Manpower Minister and former labour chief Lim Swee Say defended the PAP Government's track record on foreign labour at last night's East Coast GRC rally, citing figures to show that local workers have benefited.
Immigration and foreign labour have been hot topics, cropping up in all the opposition parties' party political broadcasts last night.
But Mr Lim said the earlier high manpower growth and recent tightening measures were for the sake of Singaporeans: "I want to assure you, we did it for you."
He noted unhappiness over "too many foreigners", with some thinking it was a mistake "to let so many in". But the high manpower growth of the past was in the context of economic instability, from the 1997 Asian financial crisis - with 29,000 workers retrenched - to the bursting of the dot.com bubble, Sept 11, 2001 terrorist attacks on America and Sars in 2003.

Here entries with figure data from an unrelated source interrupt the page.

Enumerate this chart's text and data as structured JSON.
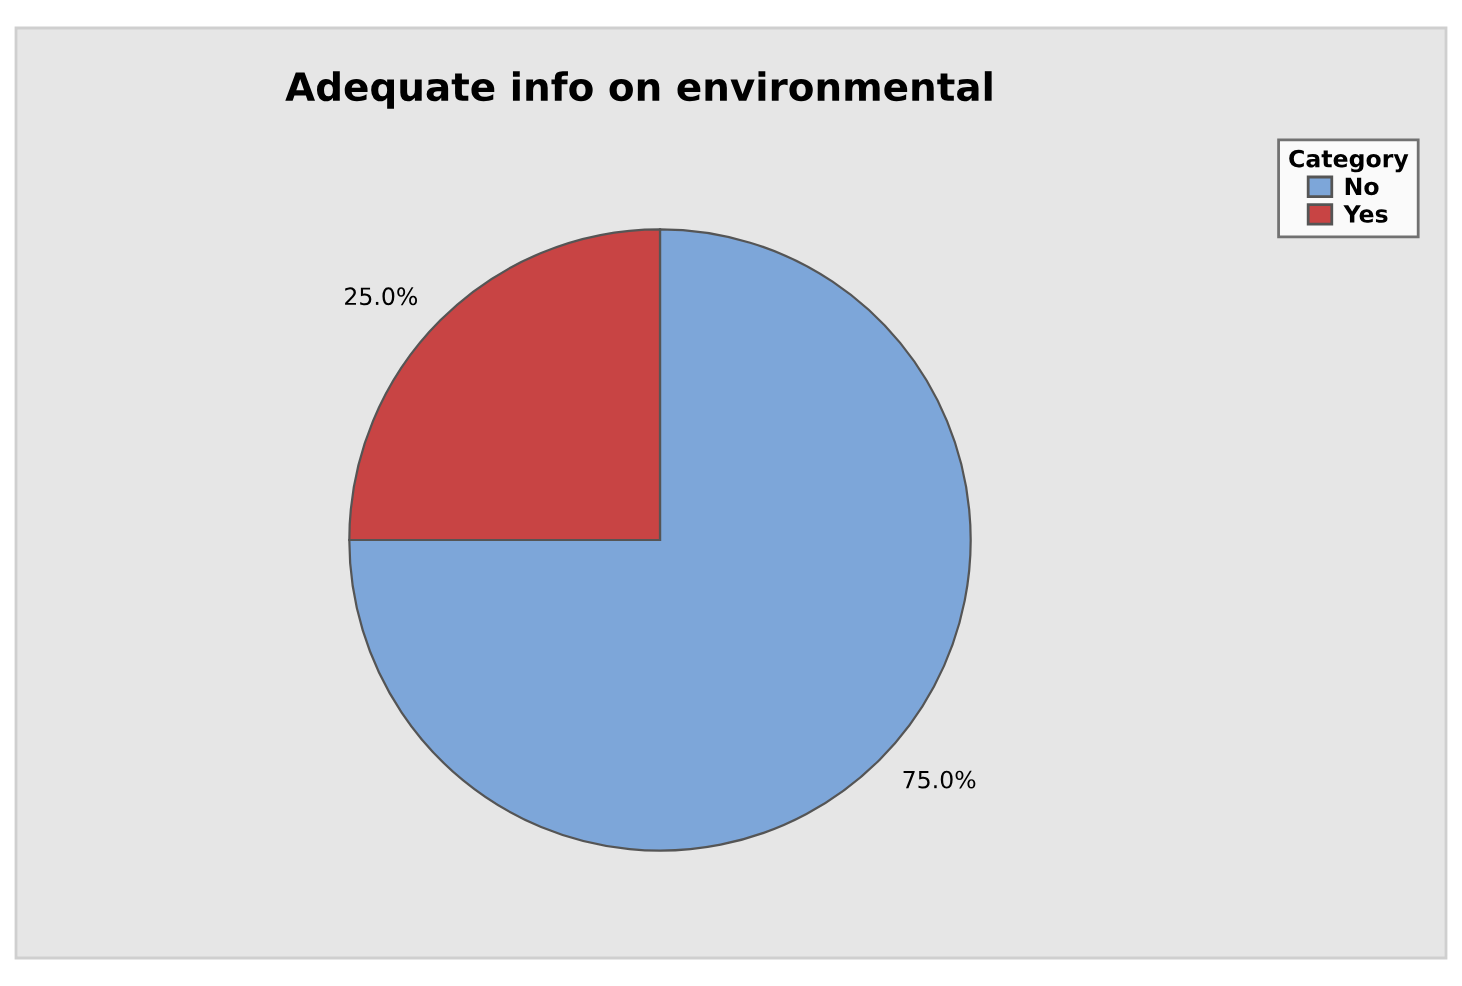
{
  "chart_data": {
    "type": "pie",
    "title": "Adequate info on environmental",
    "legend_title": "Category",
    "categories": [
      "No",
      "Yes"
    ],
    "values": [
      75,
      25
    ],
    "colors": [
      "#7da6d9",
      "#c84444"
    ],
    "value_labels": [
      "75.0%",
      "25.0%"
    ],
    "legend": "top right"
  }
}
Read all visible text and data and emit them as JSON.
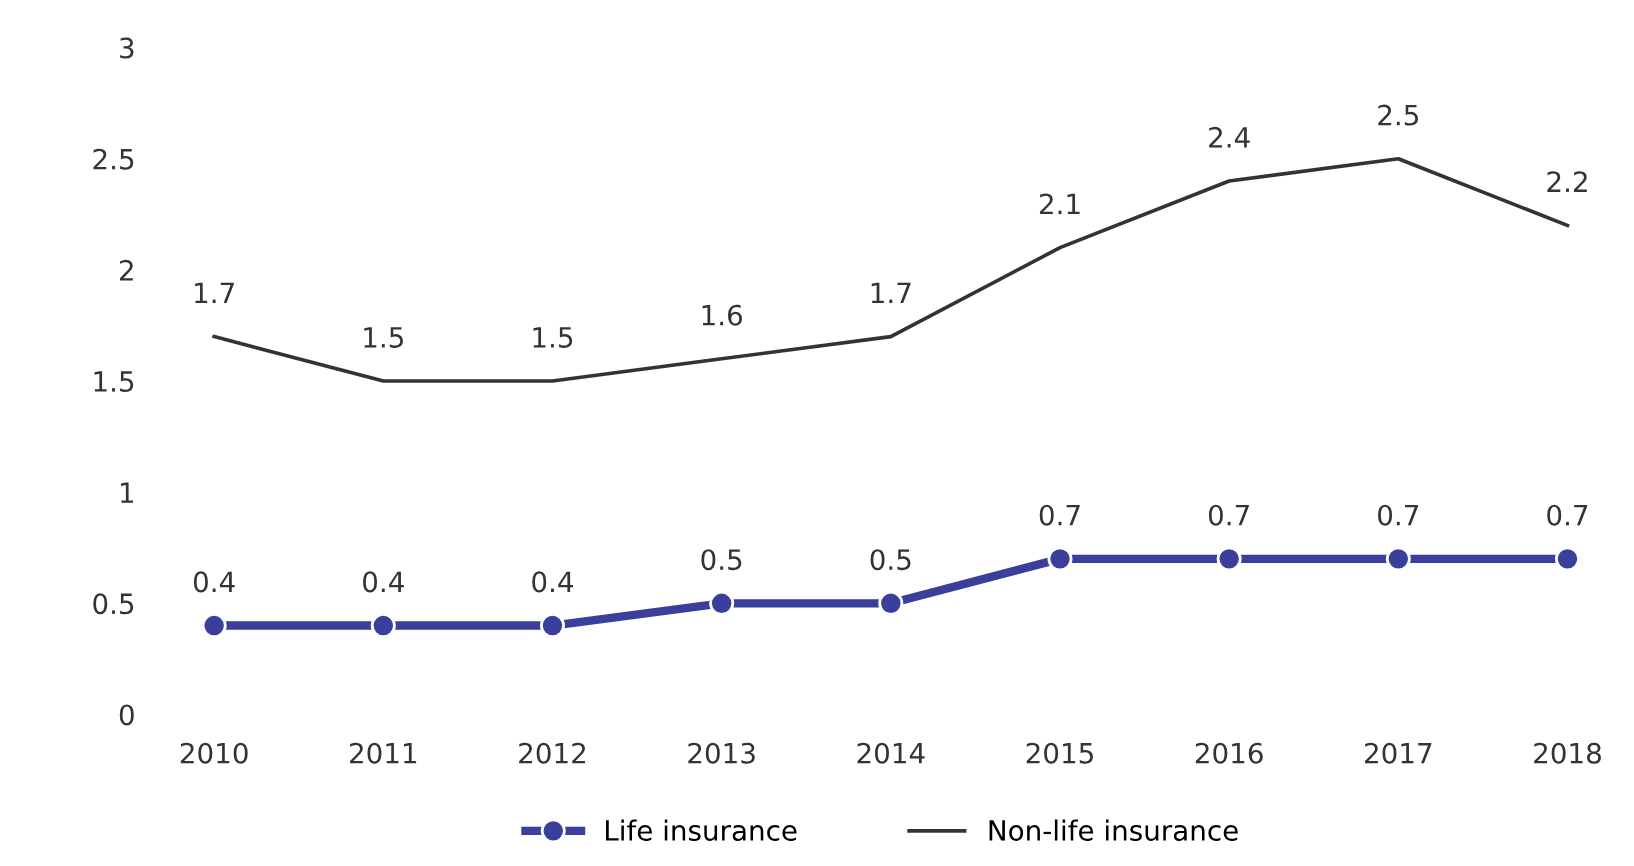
{
  "chart_data": {
    "type": "line",
    "categories": [
      "2010",
      "2011",
      "2012",
      "2013",
      "2014",
      "2015",
      "2016",
      "2017",
      "2018"
    ],
    "series": [
      {
        "name": "Life insurance",
        "color": "#3b3f9c",
        "values": [
          0.4,
          0.4,
          0.4,
          0.5,
          0.5,
          0.7,
          0.7,
          0.7,
          0.7
        ],
        "marker": "circle"
      },
      {
        "name": "Non-life insurance",
        "color": "#333333",
        "values": [
          1.7,
          1.5,
          1.5,
          1.6,
          1.7,
          2.1,
          2.4,
          2.5,
          2.2
        ],
        "marker": "none"
      }
    ],
    "ylim": [
      0,
      3
    ],
    "yticks": [
      0,
      0.5,
      1,
      1.5,
      2,
      2.5,
      3
    ],
    "data_labels": true,
    "grid": false,
    "legend": "bottom",
    "line_style": "solid"
  }
}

"We had no idea how many more ups and downs were ahead of us... We decided we must find ways to provide better protection to our Singaporean workers."
Hence the policy: "Whenever the wind blows, catch the wind."
Firms with good projects that required more workers could bring them in. And these workers were a buffer in downturns, he said, citing some "concrete outcomes".
From 2001 to 2003, the number of local workers with jobs rose by 35,000 - but the number of foreign workers fell by 70,000.
In the global financial crisis of 2008 and 2009, foreign worker numbers fell by 4,000. But local worker numbers rose by 40,000.
That policy was thus good for workers, but had to change because the ratio of Singaporeans to foreigners was falling. If it continued, "Singaporeans will wake up one day to find ourselves among the minority in the workforce".
"So, as the Government, we said 'No, that is not the way to go'."
The slowing of foreign labour inflows was announced in the 2010 Budget, he said, adding that anyone claiming the policy changed because of the outcome of the 2011 General Election should "check the record in Parliament".
He also stressed that the change has been real. For instance, annual growth of foreign professionals, managers and executives fell from 45,000 a year to 13,000 last year.
But with workforce growth slowing, this is just the beginning of Singapore's challenges, he added. To stay competitive, Singapore must create "jobs of the future" and retrain workers.
Earlier, his fellow candidate Lee Yi Shyan pledged to "champion the cause of SkillsFuture initiatives" - government moves to encourage workers to develop skills.